Although the causes of the high and increasing prevalence of OA are not yet fully understood, an important conclusion of this article is that OA fits the criteria of a mismatch disease in that the current prevalence of OA appears to be attributed in part to environmental risk factors that have been amplified in the modern world. These factors likely include obesity, metabolic syndrome, dietary changes, and physical inactivity . An even more important conclusion is that, although the risk of OA is influenced by intrinsic factors such as age and genetics, OA is in part a maladjustment disease affected by modifiable factors , indicating substantial potential for prevention. This is a critical idea, given that available nonsurgical treatments for OA only provide symptom relief and there are no disease-modifying medications.

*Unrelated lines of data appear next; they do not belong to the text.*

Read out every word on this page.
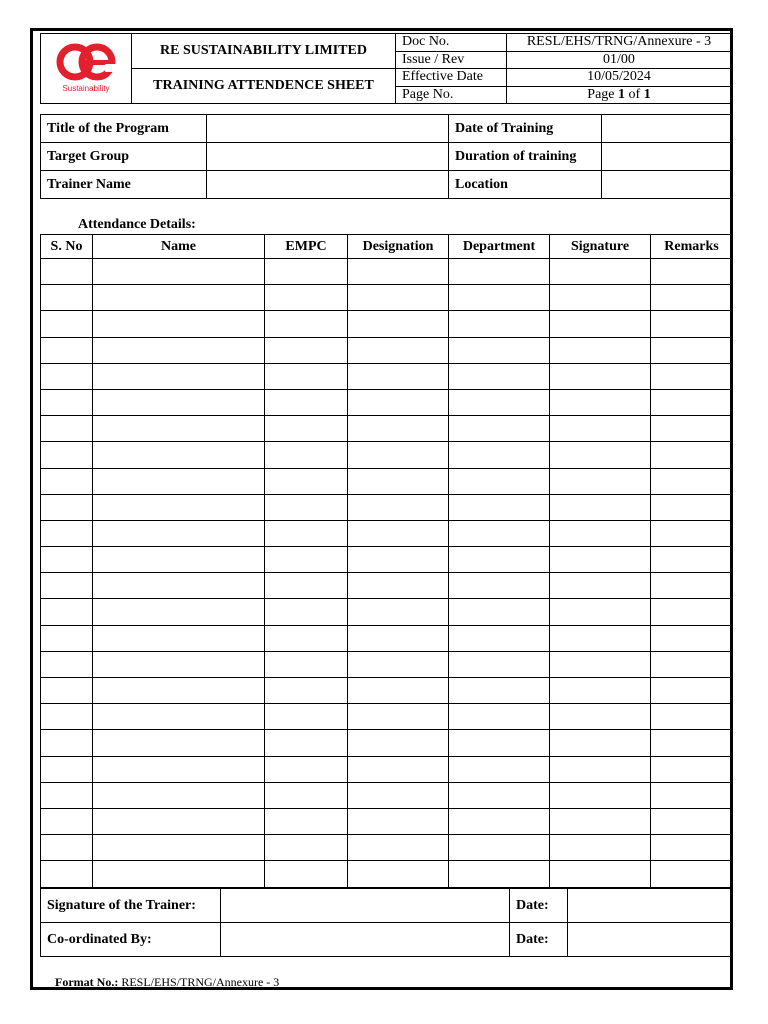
Sustainability	RE SUSTAINABILITY LIMITED	Doc No.	RESL/EHS/TRNG/Annexure - 3
		Issue / Rev	01/00
	TRAINING ATTENDENCE SHEET	Effective Date	10/05/2024
		Page No.	Page 1 of 1
Title of the Program		Date of Training	
Target Group		Duration of training	
Trainer Name		Location	
Attendance Details:
S. No	Name	EMPC	Designation	Department	Signature	Remarks

Signature of the Trainer:		Date:	
Co-ordinated By:		Date:	
Format No.: RESL/EHS/TRNG/Annexure - 3
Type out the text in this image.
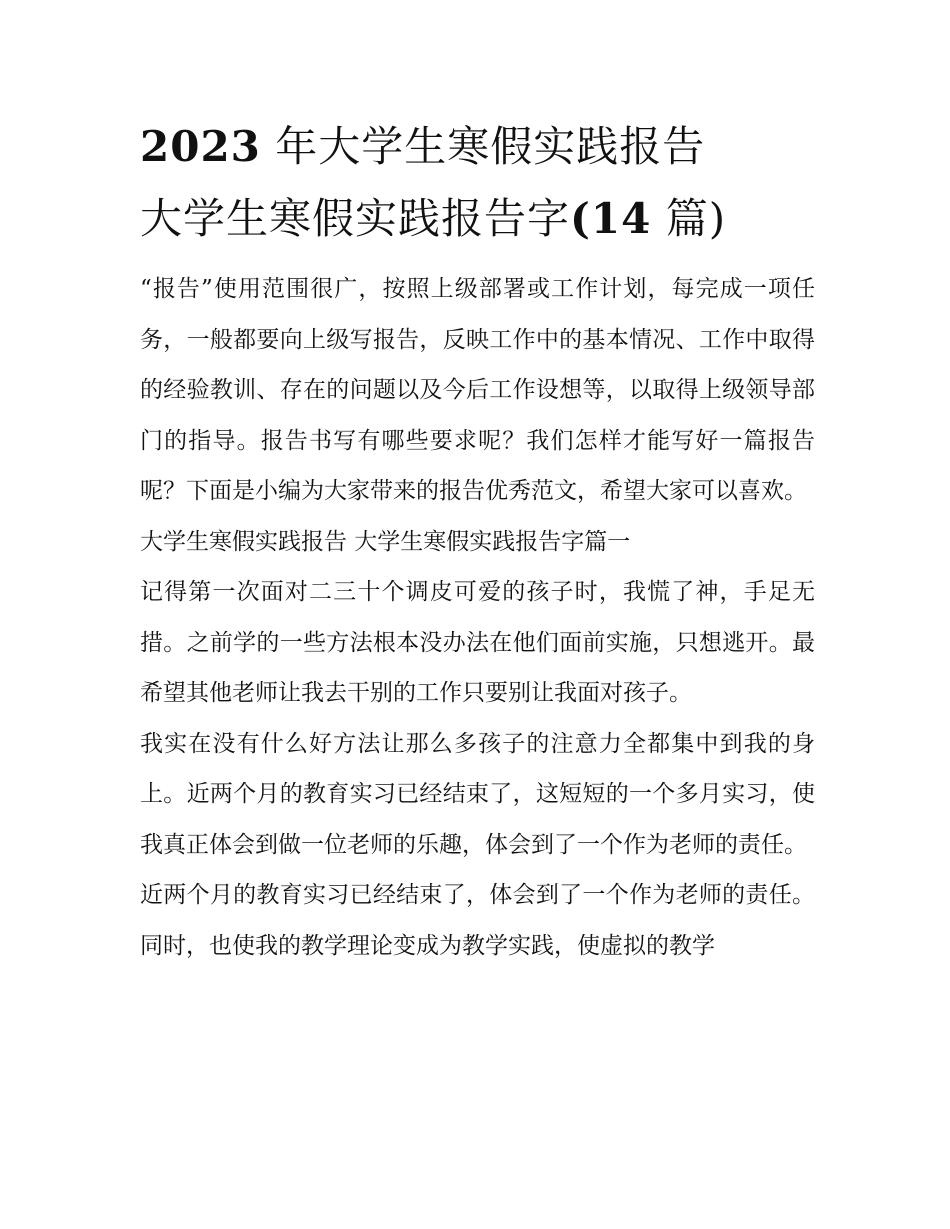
2023 年大学生寒假实践报告
大学生寒假实践报告字(14 篇)

“报告”使用范围很广，按照上级部署或工作计划，每完成一项任务，一般都要向上级写报告，反映工作中的基本情况、工作中取得的经验教训、存在的问题以及今后工作设想等，以取得上级领导部门的指导。报告书写有哪些要求呢？我们怎样才能写好一篇报告呢？下面是小编为大家带来的报告优秀范文，希望大家可以喜欢。

大学生寒假实践报告 大学生寒假实践报告字篇一

记得第一次面对二三十个调皮可爱的孩子时，我慌了神，手足无措。之前学的一些方法根本没办法在他们面前实施，只想逃开。最希望其他老师让我去干别的工作只要别让我面对孩子。

我实在没有什么好方法让那么多孩子的注意力全都集中到我的身上。近两个月的教育实习已经结束了，这短短的一个多月实习，使我真正体会到做一位老师的乐趣，体会到了一个作为老师的责任。

近两个月的教育实习已经结束了，体会到了一个作为老师的责任。同时，也使我的教学理论变成为教学实践，使虚拟的教学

In summary , although OA may seem primarily a disease of old age , from an evolutionary perspective, it is not age per se that causes the disease but rather an accumulation of joint tissue deterioration that arises from interactions between the genes we inherit from our ancestors and the environments, many of them novel but modifiable, that we encounter as we age. Due to human evolutionary origins as physically active hunter-gatherers outside of energy balance, human joints likely evolved to require routine mechanical loading in the absence of adiposity-induced metaflammation to grow and function optimally with age.

However, even if OA is in part a maladjustment disease, the disease would not stop occurring even if everyone on the planet adjusted their lifestyles to better suit the conditions to which the human musculoskeletal system is adapted. As the incidence of OA in prehistoric populations attests, trauma and other risk factors have always predisposed some people to OA. However, based on the available evidence reviewed here, it seems unlikely that the OA epidemic will stop without at least beginning to reverse the decline in physical activity levels and the quality of our diets, along with concomitant effects on obesity and metabolic dysregulation. How to promote such lifestyle changes is a major challenge.